Z_C=\frac{1}{j\omega C}= \frac{1}{j \times 12566.4 \times 0.0001}=\frac{1}{j \times 1.2566}

To get the standard representation of complex numbers, we need to bring j to numerator and this can be done by multiplying by j:

Z_C=\frac{j}{j \times j \times 1.2566}=\frac{j}{-1 \times 1.2566}=\frac{-j}{1.2566}=-j0.796 \Omega

Note how capacitor acts in this frequency. The value of impedance is less than 1 \Omega. Compare this value to values of other components. It is almost equivalent to a short circuit!

Equivalent Impedance


Let’s replace the values in the circuit:

Impedance equivalent circuit

j25.132 and -j0.796 are parallel.

j25.132 || -j0.796=\frac{j25.132 \times (-j0.796)}{j25.132 + (-j0.796)}=\frac{20}{j24.336}=-j0.823

One interesting point here is that unlike pure resistive circuits where the equivalent resistance of parallel elements is always less than the resistance of each element, the value of the equivalent impedance of parallel elements can be greater than the value of the impedance of elements. Here the capacitor impedance value is 0.796 but the equivalent impedance, 0.823, is higher.

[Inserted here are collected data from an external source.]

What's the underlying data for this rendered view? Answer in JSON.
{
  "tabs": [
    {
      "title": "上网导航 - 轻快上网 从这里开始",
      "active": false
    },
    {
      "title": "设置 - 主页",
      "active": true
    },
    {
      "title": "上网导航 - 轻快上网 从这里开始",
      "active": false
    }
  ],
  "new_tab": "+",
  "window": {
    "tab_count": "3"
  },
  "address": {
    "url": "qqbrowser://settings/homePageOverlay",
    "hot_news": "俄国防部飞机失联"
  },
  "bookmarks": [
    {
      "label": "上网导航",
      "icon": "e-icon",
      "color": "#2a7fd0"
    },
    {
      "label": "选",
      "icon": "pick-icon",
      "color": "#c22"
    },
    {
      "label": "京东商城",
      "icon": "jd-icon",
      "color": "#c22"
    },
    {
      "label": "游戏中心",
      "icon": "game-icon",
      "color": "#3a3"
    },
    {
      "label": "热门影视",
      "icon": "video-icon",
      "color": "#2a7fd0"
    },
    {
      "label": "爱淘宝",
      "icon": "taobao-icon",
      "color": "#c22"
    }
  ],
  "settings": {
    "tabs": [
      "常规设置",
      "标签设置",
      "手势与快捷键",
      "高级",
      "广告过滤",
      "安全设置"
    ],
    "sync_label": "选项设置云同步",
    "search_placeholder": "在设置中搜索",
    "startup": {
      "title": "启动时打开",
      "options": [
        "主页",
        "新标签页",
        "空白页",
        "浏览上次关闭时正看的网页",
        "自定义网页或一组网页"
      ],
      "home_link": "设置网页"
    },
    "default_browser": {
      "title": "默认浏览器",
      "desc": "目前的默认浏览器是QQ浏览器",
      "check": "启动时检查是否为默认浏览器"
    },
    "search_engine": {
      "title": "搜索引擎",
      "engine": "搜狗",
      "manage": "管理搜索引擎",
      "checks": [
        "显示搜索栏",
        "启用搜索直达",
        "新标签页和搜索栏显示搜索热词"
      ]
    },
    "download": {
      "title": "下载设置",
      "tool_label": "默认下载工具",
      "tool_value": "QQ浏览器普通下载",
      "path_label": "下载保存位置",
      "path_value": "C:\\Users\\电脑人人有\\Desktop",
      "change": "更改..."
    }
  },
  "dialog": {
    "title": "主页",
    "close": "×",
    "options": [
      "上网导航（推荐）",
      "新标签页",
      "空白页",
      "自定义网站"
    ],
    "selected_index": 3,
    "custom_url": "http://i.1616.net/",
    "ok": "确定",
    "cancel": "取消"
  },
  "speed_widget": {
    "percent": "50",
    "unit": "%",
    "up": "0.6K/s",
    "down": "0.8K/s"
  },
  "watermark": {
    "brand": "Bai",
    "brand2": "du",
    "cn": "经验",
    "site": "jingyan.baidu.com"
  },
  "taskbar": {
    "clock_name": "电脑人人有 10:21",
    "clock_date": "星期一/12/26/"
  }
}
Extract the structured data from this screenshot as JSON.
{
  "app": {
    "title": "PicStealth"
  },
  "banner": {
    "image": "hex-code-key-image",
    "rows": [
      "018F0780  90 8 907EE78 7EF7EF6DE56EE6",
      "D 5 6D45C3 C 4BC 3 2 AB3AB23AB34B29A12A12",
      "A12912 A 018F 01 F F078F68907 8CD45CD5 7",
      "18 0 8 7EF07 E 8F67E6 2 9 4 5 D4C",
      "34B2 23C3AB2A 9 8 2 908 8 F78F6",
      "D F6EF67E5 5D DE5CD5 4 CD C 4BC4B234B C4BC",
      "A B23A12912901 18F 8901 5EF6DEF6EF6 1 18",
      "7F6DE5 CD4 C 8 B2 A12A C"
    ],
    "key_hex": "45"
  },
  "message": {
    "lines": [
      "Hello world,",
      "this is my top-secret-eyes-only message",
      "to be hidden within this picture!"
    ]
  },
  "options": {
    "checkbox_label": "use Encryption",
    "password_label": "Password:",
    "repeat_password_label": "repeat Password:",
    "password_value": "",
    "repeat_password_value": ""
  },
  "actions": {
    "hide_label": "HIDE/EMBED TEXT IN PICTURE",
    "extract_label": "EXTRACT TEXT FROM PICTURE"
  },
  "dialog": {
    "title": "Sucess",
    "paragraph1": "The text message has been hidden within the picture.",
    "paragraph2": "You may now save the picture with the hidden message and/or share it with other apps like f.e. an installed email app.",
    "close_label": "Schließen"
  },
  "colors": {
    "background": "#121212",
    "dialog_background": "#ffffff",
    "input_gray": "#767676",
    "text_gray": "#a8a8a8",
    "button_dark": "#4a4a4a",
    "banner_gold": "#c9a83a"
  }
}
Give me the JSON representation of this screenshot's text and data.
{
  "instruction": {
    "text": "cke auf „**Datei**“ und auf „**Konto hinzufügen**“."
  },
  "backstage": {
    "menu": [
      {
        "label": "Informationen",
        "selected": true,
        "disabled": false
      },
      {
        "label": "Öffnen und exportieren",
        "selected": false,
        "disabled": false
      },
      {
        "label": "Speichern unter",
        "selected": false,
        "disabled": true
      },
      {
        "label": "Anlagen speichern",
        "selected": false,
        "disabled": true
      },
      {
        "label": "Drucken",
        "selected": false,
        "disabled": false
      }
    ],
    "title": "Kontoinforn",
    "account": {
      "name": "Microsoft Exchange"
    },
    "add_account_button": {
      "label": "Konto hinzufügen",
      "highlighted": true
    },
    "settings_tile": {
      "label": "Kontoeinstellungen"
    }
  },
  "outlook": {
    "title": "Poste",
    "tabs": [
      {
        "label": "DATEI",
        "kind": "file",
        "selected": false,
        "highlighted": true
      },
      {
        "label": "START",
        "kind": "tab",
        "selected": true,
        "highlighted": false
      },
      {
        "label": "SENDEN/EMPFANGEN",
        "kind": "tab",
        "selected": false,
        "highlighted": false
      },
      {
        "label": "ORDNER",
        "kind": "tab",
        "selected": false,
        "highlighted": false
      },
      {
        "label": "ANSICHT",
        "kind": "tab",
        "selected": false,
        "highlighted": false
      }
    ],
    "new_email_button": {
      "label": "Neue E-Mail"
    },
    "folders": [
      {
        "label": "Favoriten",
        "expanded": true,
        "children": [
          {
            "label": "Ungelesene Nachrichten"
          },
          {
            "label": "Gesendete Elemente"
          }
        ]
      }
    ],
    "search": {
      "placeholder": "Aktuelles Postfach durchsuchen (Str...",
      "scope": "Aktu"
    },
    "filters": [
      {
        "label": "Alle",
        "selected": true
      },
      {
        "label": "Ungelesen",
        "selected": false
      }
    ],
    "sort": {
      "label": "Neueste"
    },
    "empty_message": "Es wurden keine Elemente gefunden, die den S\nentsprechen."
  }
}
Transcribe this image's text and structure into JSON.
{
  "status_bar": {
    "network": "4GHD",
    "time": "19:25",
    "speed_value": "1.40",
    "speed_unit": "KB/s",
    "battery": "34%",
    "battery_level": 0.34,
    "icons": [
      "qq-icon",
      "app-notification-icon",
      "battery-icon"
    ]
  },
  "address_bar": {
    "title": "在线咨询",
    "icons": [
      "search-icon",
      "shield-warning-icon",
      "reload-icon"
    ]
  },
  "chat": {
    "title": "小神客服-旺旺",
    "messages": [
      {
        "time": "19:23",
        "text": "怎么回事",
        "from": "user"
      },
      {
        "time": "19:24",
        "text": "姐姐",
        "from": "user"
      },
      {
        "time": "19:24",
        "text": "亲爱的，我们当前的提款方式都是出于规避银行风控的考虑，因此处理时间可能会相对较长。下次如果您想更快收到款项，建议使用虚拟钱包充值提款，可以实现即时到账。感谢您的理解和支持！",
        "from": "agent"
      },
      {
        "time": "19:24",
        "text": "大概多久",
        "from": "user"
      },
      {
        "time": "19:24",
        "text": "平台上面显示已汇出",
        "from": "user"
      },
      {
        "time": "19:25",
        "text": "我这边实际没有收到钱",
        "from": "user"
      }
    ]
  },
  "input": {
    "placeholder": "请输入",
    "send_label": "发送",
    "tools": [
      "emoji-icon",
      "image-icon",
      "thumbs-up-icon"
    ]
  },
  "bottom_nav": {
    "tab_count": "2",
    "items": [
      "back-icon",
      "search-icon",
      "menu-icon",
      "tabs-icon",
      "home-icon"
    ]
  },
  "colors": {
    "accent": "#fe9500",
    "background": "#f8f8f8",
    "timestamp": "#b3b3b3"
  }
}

Simplified impedance equivalent circuit

Three components are in series. Therefore:
Z=20+(-j0.823)+j12.566=20+j(-0.823+12.566)=20+j11.743=23.193 \angle 30^{\circ} \Omega

Now, determine the impedance at 20Hz and 200kHz and share it with others below in comments section.

Published by Yaz

Hi! Yaz is here. I am passionate about learning and teaching. I try to explain every detail simultaneously with examples to ensure that students will remember them later too.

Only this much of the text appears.